Kitap baskısında kapasite, kalite ve teknoloji olarak öne çıkan Ertem Basım, son yatırımı ile düz ofset makina parkındaki 70 x 100 makinalarını tek bir formata getirerek, otomasyon ve verimliliğini arttırdı. Firma, üretim parkına kattığı CD 102-5+L makina ile 1 ayda 4.750.000 tabaka baskı yaparak kırılması güç bir rekora da imza attı (5 Temmuz – 5 Ağustos arası).
Heidelberg Türkiye Genel Müdürü Selkut Engin, Lojistik ve Satın Alma Yöneticisi Pelin Hacaloğlu, Bölge Satış Müdürü Yasin Meral ve Ertem Basım’ın sahibi Mustafa Ertem ile 8 Ağustos’ta Ertem Basım tesislerinde yaptığımız röportaj sırasında baskı sayısı 4.997.000 tabakaya ulaşmıştı. Son yıllarda hemen hemen her yıl büyük bütçeli 1 ya da 2 yatırım yapan Ertem Basım’da düz ofset makina parkındaki makinaların tamamı Heidelberg markasını taşıyor.

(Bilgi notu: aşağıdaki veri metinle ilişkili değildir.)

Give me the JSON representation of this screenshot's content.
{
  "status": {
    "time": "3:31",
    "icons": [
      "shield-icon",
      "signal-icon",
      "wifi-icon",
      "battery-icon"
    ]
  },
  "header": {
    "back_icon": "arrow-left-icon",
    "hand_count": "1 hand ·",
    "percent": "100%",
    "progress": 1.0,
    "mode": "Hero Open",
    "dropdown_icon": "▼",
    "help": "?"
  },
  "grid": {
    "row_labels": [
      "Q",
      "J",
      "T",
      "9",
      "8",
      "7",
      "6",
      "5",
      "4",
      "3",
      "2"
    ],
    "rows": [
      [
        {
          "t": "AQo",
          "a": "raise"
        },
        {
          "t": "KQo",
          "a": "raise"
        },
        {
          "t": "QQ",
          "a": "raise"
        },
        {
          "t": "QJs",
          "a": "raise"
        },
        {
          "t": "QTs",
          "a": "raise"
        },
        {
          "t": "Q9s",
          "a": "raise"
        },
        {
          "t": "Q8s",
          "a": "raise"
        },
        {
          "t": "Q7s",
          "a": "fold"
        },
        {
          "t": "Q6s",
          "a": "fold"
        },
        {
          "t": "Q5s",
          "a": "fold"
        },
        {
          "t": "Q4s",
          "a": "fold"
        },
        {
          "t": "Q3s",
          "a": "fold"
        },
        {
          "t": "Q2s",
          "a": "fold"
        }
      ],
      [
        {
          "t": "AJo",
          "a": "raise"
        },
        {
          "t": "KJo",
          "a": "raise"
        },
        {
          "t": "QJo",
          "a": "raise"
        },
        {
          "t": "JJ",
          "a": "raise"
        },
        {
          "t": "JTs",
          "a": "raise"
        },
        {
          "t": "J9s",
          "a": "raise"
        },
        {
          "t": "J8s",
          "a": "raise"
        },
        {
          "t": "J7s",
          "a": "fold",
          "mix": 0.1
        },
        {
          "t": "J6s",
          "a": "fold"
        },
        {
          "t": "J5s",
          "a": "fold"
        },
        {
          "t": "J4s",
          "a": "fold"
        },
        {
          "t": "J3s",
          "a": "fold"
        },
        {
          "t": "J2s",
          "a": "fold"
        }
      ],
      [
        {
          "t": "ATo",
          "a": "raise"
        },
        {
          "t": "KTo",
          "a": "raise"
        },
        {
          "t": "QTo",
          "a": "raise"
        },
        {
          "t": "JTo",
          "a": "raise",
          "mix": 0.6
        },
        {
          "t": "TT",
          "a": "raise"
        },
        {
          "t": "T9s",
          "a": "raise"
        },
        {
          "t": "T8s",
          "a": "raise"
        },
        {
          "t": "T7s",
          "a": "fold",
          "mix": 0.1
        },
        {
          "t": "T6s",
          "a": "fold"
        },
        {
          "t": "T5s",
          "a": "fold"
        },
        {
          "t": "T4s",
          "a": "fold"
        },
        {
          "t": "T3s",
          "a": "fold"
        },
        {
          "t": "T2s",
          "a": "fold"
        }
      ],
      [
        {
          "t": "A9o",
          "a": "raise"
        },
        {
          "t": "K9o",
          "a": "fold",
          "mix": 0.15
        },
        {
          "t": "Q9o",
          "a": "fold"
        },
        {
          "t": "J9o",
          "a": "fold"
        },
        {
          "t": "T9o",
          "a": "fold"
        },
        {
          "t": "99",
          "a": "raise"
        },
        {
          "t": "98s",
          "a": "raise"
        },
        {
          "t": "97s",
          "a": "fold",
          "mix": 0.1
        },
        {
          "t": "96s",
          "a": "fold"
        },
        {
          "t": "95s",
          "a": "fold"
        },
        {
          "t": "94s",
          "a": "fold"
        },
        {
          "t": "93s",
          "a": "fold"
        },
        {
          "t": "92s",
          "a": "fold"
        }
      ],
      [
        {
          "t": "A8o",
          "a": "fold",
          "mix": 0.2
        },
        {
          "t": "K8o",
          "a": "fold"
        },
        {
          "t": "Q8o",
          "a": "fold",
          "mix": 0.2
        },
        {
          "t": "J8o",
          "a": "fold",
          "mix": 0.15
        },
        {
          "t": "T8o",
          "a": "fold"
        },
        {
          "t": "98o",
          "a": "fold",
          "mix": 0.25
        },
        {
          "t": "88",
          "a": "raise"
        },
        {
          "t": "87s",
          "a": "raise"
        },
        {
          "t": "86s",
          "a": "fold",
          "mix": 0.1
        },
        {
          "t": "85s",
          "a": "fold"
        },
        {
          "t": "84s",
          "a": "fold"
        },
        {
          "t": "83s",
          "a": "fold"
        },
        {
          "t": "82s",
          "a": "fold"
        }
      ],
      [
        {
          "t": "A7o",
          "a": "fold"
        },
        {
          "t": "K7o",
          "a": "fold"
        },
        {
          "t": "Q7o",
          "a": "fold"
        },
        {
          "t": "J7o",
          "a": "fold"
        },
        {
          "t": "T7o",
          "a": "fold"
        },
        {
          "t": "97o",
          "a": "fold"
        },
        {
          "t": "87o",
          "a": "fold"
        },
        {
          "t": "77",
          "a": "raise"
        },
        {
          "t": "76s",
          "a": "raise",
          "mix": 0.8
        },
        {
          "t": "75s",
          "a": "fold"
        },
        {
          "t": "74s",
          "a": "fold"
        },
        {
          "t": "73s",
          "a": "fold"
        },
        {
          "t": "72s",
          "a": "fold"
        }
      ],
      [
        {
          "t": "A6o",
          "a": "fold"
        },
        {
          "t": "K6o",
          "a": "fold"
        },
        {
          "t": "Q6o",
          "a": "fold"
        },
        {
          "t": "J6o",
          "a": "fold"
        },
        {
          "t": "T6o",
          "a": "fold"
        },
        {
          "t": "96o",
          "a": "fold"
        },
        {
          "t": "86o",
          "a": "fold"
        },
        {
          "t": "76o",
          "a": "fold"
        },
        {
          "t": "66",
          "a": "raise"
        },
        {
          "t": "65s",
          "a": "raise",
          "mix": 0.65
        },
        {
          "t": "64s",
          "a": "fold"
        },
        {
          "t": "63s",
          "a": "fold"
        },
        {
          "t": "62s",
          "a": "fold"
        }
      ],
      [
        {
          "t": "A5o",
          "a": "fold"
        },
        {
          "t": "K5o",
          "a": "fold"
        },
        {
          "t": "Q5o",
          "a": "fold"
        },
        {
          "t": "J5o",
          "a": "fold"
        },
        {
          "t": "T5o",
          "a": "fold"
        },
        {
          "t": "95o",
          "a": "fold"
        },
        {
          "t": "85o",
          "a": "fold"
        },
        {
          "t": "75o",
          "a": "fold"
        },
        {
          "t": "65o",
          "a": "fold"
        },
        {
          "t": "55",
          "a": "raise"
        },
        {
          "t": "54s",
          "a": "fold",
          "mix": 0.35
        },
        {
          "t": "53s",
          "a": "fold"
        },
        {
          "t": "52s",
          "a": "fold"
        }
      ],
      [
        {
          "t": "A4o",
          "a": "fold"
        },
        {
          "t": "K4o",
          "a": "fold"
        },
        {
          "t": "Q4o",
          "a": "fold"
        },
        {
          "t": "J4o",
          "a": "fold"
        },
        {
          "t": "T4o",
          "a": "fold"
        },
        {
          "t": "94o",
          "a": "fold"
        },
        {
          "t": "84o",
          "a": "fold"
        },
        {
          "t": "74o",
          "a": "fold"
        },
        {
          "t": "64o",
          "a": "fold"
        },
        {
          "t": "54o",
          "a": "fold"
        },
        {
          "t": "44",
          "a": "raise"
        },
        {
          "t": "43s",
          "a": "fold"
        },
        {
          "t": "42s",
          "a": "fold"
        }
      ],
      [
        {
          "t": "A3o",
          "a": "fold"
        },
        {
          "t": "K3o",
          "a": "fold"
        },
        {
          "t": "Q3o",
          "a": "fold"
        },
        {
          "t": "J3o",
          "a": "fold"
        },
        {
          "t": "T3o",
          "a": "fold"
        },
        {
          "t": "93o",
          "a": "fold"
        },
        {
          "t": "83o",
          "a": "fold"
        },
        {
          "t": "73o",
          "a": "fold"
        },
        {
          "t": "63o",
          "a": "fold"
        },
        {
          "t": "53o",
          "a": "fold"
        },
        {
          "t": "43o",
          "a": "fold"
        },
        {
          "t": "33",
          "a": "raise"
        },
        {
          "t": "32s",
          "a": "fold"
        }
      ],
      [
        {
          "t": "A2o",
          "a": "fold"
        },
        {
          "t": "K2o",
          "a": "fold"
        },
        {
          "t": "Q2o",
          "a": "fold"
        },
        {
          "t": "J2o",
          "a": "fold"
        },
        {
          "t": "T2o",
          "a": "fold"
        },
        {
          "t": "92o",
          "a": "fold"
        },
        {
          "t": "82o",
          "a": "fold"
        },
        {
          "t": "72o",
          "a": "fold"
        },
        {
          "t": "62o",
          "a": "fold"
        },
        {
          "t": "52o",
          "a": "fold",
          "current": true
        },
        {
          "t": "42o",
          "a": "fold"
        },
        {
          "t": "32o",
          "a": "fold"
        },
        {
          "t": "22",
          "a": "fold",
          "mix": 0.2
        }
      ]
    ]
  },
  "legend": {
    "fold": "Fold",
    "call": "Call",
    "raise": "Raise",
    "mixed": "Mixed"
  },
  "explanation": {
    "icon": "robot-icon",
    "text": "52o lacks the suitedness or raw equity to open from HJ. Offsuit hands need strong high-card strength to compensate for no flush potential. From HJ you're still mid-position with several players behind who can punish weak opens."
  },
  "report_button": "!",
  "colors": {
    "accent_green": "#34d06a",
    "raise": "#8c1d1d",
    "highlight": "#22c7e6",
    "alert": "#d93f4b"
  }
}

Heidelberg XL 106 ile dört yılda 180 milyon baskı yapıldı
Hem web ofset hem de tabaka ofset makina parkına sahip olan Ertem Basım, 2014 yılında makina parkına kattığı Heidelberg Speedmaster XL 106 ile, dört yıl gibi bir sürede, dünya ortalamasının çok üzerinde, 180 milyon baskı yapmış ve makinayı iki katı kadar verimlilikle kullanmış. Bu kadar verimli kullandığı makinasını değiştirme nedenini Mustafa Ertem şöyle açıklıyor:
“Çok verimli ve yüksek tirajlı makinamız ambalaja yönelik olduğu için kalıp boyutları diğer makinalarımızdan farklıydı. 5 yıl içinde XL 106’yı çok yoğun kullandık ama biz eğitime yönelik bir matbaa olduğumuz için tek tip kalıp kullanmanın bizim verimliliğimiz açısından daha sağlıklı olacağını düşündük. Heidelberg’den gelen çok güzel bir teklifle XL 106-5+L makinamizi CD 102-5+L ile değiştirmiş olduk. Şu anda ofset bölümümüzdeki tüm makinalarımız Heidelberg’in 102 formatında oldu.
Heidelberg Speedmaster CD 102 modeli, dünya çapında 60 bin ünite civarında satışla kendini ispatlamış bir makina.
Ertem Basım’a kurulan yeni makinanın bir aylık baskısı 4,7 milyonu bulmuş
CD 102-5L ofset baskı makinasının bir aylık baskısı 4,7 milyonu bulmuş. Bu yılda 56 milyona denk gelecek çok ciddi bir baskı sayısı.
Heidelberg Türkiye Genel Müdürü Selkut Engin “Bu rakamlar yüksek verimlilikte çalışmayı gerektirir. Makina çok önemli bir etken ama Mustafa Bey’in ekibi ve iş süreçleri yönetimi de çok önemli” diyor.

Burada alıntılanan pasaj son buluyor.